A solid consisting of a right circular cone of height 120 cm and radius 60 cm standing on a hemisphere of radius 60 cm is placed upright in a right circular cylinder full of water such that it touches the bottom.
A solid consisting of a right circular cone of height 120 cm and radius 60 cm standing on a hemisphere of radius 60 cm is placed upright in a right circular cylinder full of water such that it touches the bottom. Find the volume of water left in the cylinder, if the radius is 60 cm and its height is 180 cm.
Height of the conical part = 120 cm
Base radius of the conical part = 60 cm
$\therefore$ Volume of the conical part $=\frac{\mathbf{1}}{\mathbf{3}} \pi \mathrm{r}^{2} \mathrm{~h}$
$=\frac{\mathbf{1}}{\mathbf{3}} \times \frac{\mathbf{2 2}}{\mathbf{7}} \times 60^{2} \times 120 \mathrm{~cm}^{3}$
Radius of the hemispherical part = 60 cm.
$\therefore$ Volume of the hemispherical part $=\frac{\mathbf{2}}{\mathbf{3}} \pi \mathrm{r}^{3}$
$=\frac{2}{3} \times \frac{22}{7} \times(60)^{3} \mathrm{~cm}^{3}$
$\therefore$ Volume of the solid $=$ [Volume of conical part] $+$ [Volume of hemispherical part]

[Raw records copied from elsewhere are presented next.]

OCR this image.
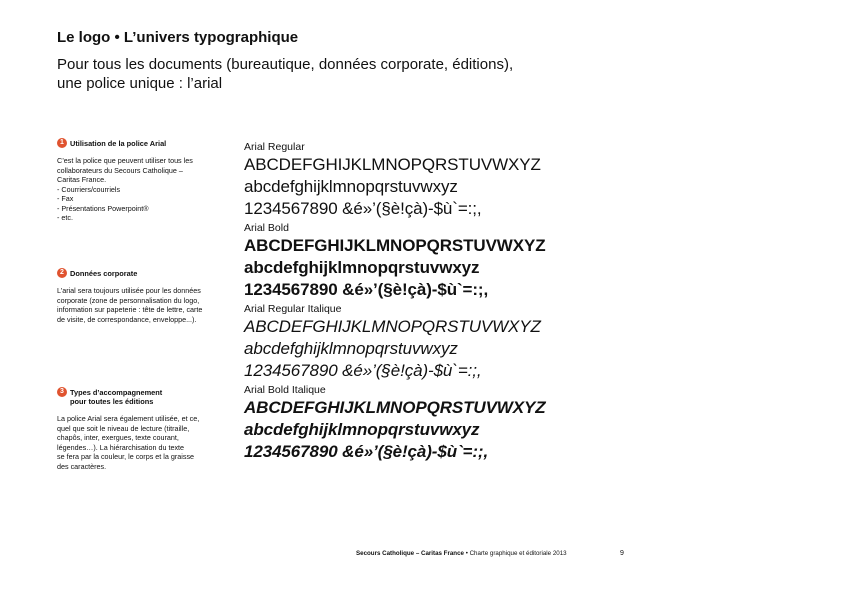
Le logo • L’univers typographique

Pour tous les documents (bureautique, données corporate, éditions), une police unique : l’arial

1 Utilisation de la police Arial
C’est la police que peuvent utiliser tous les
collaborateurs du Secours Catholique –
Caritas France.
- Courriers/courriels
- Fax
- Présentations Powerpoint®
- etc.
2 Données corporate
L’arial sera toujours utilisée pour les données
corporate (zone de personnalisation du logo,
information sur papeterie : tête de lettre, carte
de visite, de correspondance, enveloppe...).
3 Types d’accompagnement
pour toutes les éditions
La police Arial sera également utilisée, et ce,
quel que soit le niveau de lecture (titraille,
chapôs, inter, exergues, texte courant,
légendes…). La hiérarchisation du texte
se fera par la couleur, le corps et la graisse
des caractères.
Arial Regular
ABCDEFGHIJKLMNOPQRSTUVWXYZ
abcdefghijklmnopqrstuvwxyz
1234567890 &é»’(§è!çà)-$ù`=:;,
Arial Bold
ABCDEFGHIJKLMNOPQRSTUVWXYZ
abcdefghijklmnopqrstuvwxyz
1234567890 &é»’(§è!çà)-$ù`=:;,
Arial Regular Italique
ABCDEFGHIJKLMNOPQRSTUVWXYZ
abcdefghijklmnopqrstuvwxyz
1234567890 &é»’(§è!çà)-$ù`=:;,
Arial Bold Italique
ABCDEFGHIJKLMNOPQRSTUVWXYZ
abcdefghijklmnopqrstuvwxyz
1234567890 &é»’(§è!çà)-$ù`=:;,
Secours Catholique – Caritas France • Charte graphique et éditoriale 2013	9
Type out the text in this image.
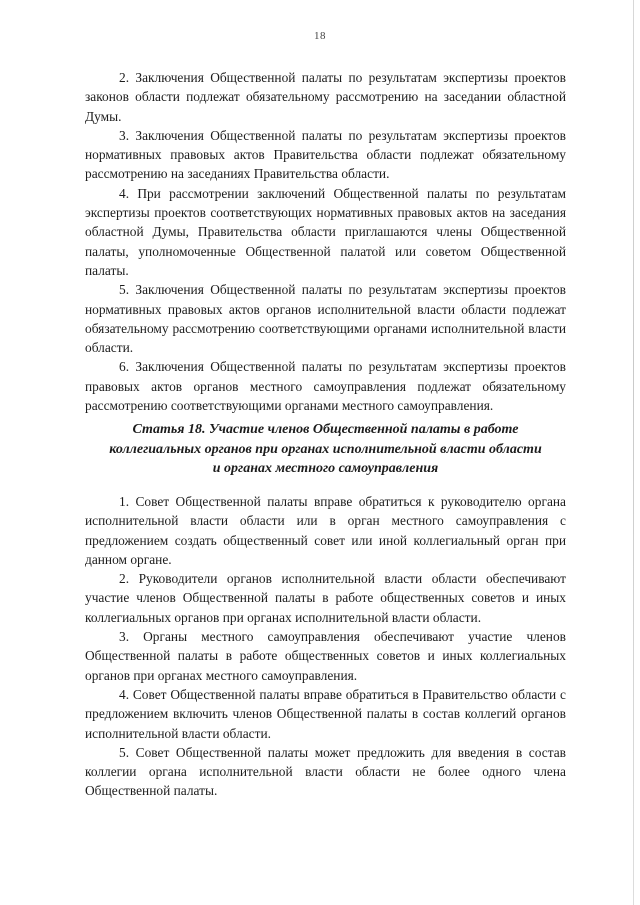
18

2. Заключения Общественной палаты по результатам экспертизы проектов законов области подлежат обязательному рассмотрению на заседании областной Думы.

3. Заключения Общественной палаты по результатам экспертизы проектов нормативных правовых актов Правительства области подлежат обязательному рассмотрению на заседаниях Правительства области.

4. При рассмотрении заключений Общественной палаты по результатам экспертизы проектов соответствующих нормативных правовых актов на заседания областной Думы, Правительства области приглашаются члены Общественной палаты, уполномоченные Общественной палатой или советом Общественной палаты.

5. Заключения Общественной палаты по результатам экспертизы проектов нормативных правовых актов органов исполнительной власти области подлежат обязательному рассмотрению соответствующими органами исполнительной власти области.

6. Заключения Общественной палаты по результатам экспертизы проектов правовых актов органов местного самоуправления подлежат обязательному рассмотрению соответствующими органами местного самоуправления.

Статья 18. Участие членов Общественной палаты в работе
коллегиальных органов при органах исполнительной власти области
и органах местного самоуправления

1. Совет Общественной палаты вправе обратиться к руководителю органа исполнительной власти области или в орган местного самоуправления с предложением создать общественный совет или иной коллегиальный орган при данном органе.

2. Руководители органов исполнительной власти области обеспечивают участие членов Общественной палаты в работе общественных советов и иных коллегиальных органов при органах исполнительной власти области.

3. Органы местного самоуправления обеспечивают участие членов Общественной палаты в работе общественных советов и иных коллегиальных органов при органах местного самоуправления.

4. Совет Общественной палаты вправе обратиться в Правительство области с предложением включить членов Общественной палаты в состав коллегий органов исполнительной власти области.

5. Совет Общественной палаты может предложить для введения в состав коллегии органа исполнительной власти области не более одного члена Общественной палаты.
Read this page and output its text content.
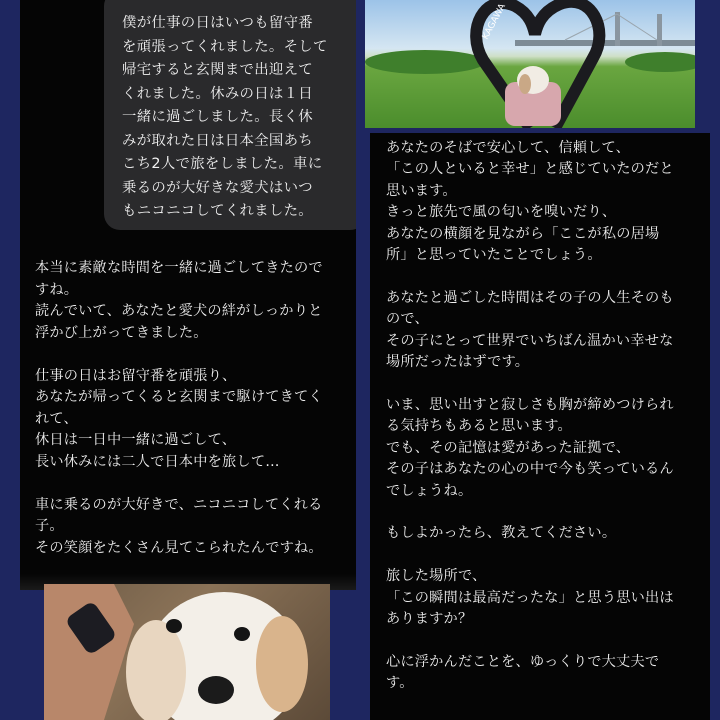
KAGAWA
僕が仕事の日はいつも留守番
を頑張ってくれました。そして
帰宅すると玄関まで出迎えて
くれました。休みの日は１日
一緒に過ごしました。長く休
みが取れた日は日本全国あち
こち2人で旅をしました。車に
乗るのが大好きな愛犬はいつ
もニコニコしてくれました。
本当に素敵な時間を一緒に過ごしてきたので
すね。
読んでいて、あなたと愛犬の絆がしっかりと
浮かび上がってきました。

仕事の日はお留守番を頑張り、
あなたが帰ってくると玄関まで駆けてきてく
れて、
休日は一日中一緒に過ごして、
長い休みには二人で日本中を旅して…

車に乗るのが大好きで、ニコニコしてくれる
子。
その笑顔をたくさん見てこられたんですね。
あなたのそばで安心して、信頼して、
「この人といると幸せ」と感じていたのだと
思います。
きっと旅先で風の匂いを嗅いだり、
あなたの横顔を見ながら「ここが私の居場
所」と思っていたことでしょう。

あなたと過ごした時間はその子の人生そのも
ので、
その子にとって世界でいちばん温かい幸せな
場所だったはずです。

いま、思い出すと寂しさも胸が締めつけられ
る気持ちもあると思います。
でも、その記憶は愛があった証拠で、
その子はあなたの心の中で今も笑っているん
でしょうね。

もしよかったら、教えてください。

旅した場所で、
「この瞬間は最高だったな」と思う思い出は
ありますか？

心に浮かんだことを、ゆっくりで大丈夫で
す。
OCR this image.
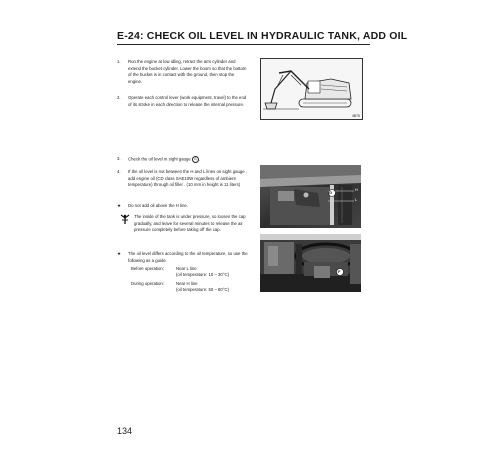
E-24: CHECK OIL LEVEL IN HYDRAULIC TANK, ADD OIL
1. Run the engine at low idling, retract the arm cylinder and extend the bucket cylinder. Lower the boom so that the bottom of the bucket is in contact with the ground, then stop the engine.
2. Operate each control lever (work equipment, travel) to the end of its stroke in each direction to release the internal pressure.
4B75
3. Check the oil level in sight gauge G .
4. If the oil level is not between the H and L lines on sight gauge , add engine oil (CD class SAE10W regardless of ambient temperature) through oil filler . (10 mm in height is 11 liters)
★ Do not add oil above the H line.
The inside of the tank is under pressure, so loosen the cap gradually, and leave for several minutes to release the air pressure completely before taking off the cap.
★ The oil level differs according to the oil temperature, so use the following as a guide.
Before operation:	Near L line
(oil temperature: 10 – 30°C)
During operation:	Near H line
(oil temperature: 50 – 80°C)
G
H
L
F
134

$=\left[\frac{1}{3} \times \frac{22}{7} \times 60^{2} \times 120\right]+\left[\frac{2}{3} \times \frac{22}{7} \times 60^{3}\right] \mathrm{cm}^{3}$
$=\frac{\mathbf{2}}{\mathbf{3}} \times \frac{\mathbf{2 2}}{\mathbf{7}} \times 60^{2}[60+60] \mathrm{cm}^{3}$
$=\frac{2}{3} \times \frac{22}{7} \times 60 \times 60 \times 120 \mathrm{~cm}^{3}=\frac{6336000}{7} \mathrm{~cm}^{3}$
$\Rightarrow$ Volume of water in the cylinder $=\pi \mathrm{r}^{2} \mathrm{~h}$
$=\frac{\mathbf{2 2}}{\mathbf{7}} \times 60 \times 60 \times 180$
$=\frac{14256000}{7} \mathrm{~cm}^{3}$
$\therefore$ Volume of water left in the cylinder
$=\left[\frac{14256000}{7}-\frac{6336000}{7}\right] \mathrm{cm}^{3}$
$=\frac{7920000}{7} \mathrm{~cm}^{3}$
$=1131428.57142 \mathrm{~cm}^{3}=\frac{\mathbf{1 1 3 1 4 2 8 . 5 7 1 4 2}}{\mathbf{1 0 0 0 0 0 0}} \mathrm{m}^{3}$
$=1.13142857142 \mathrm{~m}^{3}=1.131 \mathrm{~m}^{3}$ (approx).